By  on May 3, 2006

NEW YORK — Get ready America: Topshop is on its way.

British retail tycoon Philip Green wants to make his mark in the U.S. and a Topshop flagship could open in New York as soon as next spring. He already has his eyes on a site, but declined to reveal details beyond saying it is 60,000 to 90,000 square feet in size.

"If we enter here, we're not going to be low-key," assured Green, the flamboyant billionaire owner of Arcadia, parent of Topshop, Dorothy Perkins, Burton, Miss Selfridge and department store British Home Stores.

Green has noticed the inroads other European retailers have made in the U.S. and wants a part of it. "Every retailer's dream is to build a global brand. Look at what Zara and H&M have done. That's exciting," Green said.

In addition, Mexx, owned by Liz Claiborne, is rolling out in the U.S., while Spanish retailer Mango is eyeing the American market.

But Green is aware of the pitfalls and is in no rush. He stressed that a successful foray into the U.S. requires plenty of planning and getting everything in order: obtaining the right real estate, finding a local partner or company that would be critical in the logistics, staffing and back-office functions and even buying a cargo plane to ensure proper merchandise flow.

"We are not a public company. We can afford to take a longer view to get it right," Green said.

A local partner for back-end functions and logistics is key, however. "Can we do here what we do in the U.K., which is deliver fresh merchandise three times a day at peak periods? We want to execute at the same level here we do there, and that means we need a partner here. We will pay the $20, $30, $40 or $50 million needed [to open stores here], but we don't want to fail."
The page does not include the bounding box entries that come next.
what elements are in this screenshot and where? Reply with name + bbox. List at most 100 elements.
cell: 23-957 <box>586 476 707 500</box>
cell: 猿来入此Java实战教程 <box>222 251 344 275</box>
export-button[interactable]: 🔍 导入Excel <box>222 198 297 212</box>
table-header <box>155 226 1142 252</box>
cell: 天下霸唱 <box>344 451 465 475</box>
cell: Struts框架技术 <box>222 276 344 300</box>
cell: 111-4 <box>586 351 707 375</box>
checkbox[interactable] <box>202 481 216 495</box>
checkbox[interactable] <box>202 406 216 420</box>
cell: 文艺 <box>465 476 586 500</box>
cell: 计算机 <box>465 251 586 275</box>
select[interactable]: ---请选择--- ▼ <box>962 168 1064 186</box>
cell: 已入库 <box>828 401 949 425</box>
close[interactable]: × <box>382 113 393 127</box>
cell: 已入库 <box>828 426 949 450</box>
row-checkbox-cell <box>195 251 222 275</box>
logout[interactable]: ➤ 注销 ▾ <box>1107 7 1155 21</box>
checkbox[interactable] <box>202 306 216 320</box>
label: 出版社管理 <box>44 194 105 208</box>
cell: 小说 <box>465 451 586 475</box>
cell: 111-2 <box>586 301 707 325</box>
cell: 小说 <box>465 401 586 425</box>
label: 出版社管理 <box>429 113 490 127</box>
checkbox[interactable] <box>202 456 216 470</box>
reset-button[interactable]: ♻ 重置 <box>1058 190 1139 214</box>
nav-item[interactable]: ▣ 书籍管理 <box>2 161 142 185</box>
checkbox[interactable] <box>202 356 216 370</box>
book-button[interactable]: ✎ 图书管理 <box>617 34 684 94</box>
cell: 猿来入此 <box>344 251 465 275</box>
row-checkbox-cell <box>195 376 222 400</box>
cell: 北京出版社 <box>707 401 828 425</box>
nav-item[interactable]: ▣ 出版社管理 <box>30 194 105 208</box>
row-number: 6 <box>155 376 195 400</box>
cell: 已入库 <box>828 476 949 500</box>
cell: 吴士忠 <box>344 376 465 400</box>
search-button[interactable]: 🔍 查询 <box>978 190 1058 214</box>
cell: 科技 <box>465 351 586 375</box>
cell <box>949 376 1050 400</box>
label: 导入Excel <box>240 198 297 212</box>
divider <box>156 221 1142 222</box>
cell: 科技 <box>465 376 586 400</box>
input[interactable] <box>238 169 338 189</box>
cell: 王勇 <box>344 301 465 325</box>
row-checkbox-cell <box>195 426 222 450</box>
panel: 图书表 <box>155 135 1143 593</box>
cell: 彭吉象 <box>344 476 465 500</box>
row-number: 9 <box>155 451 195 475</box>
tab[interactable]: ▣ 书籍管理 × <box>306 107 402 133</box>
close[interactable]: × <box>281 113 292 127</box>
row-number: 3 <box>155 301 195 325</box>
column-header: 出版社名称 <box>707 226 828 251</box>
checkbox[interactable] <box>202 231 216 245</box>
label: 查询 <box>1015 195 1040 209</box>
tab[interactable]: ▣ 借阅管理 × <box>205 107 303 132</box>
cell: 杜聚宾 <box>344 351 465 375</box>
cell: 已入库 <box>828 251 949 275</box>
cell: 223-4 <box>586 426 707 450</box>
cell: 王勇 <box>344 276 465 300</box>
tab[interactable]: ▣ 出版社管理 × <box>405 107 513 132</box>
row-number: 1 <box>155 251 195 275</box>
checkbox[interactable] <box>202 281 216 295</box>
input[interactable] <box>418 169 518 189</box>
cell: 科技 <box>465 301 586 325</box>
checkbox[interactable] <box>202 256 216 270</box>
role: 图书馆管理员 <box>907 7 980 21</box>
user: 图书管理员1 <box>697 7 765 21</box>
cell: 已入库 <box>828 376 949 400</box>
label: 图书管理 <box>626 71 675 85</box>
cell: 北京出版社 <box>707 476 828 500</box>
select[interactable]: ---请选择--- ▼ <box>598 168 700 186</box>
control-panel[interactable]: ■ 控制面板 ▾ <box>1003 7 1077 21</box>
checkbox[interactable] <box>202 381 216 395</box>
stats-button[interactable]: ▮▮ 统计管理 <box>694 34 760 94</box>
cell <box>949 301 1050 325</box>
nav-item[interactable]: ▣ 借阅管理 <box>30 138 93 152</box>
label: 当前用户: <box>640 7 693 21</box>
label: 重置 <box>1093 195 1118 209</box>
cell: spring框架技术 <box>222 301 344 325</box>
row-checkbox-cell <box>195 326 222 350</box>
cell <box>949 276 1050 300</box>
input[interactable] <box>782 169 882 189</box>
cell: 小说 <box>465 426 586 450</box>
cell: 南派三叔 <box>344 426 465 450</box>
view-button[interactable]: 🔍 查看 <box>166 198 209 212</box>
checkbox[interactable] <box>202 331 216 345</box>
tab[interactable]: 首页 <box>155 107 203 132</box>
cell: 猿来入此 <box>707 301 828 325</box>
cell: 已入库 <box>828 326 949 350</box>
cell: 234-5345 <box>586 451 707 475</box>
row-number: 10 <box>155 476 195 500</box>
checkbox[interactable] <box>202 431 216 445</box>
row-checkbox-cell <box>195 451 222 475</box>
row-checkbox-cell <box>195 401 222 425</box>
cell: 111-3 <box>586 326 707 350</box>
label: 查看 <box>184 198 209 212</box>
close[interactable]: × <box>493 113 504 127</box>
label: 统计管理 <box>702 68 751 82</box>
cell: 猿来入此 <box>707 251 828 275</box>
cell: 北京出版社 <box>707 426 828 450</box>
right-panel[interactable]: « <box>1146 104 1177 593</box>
Topshop operates about 290 stores, including the flagship, at Oxford Circus in London. There is also the Topman chain for men, operating 165 stores.

And America isn't the only market outside the U.K. that Green is eyeing for Topshop. He admitted he is scouting for sites in Europe, as well. "But it's harder to find sites of the size we need in Paris," he said, indicating America was his first priority.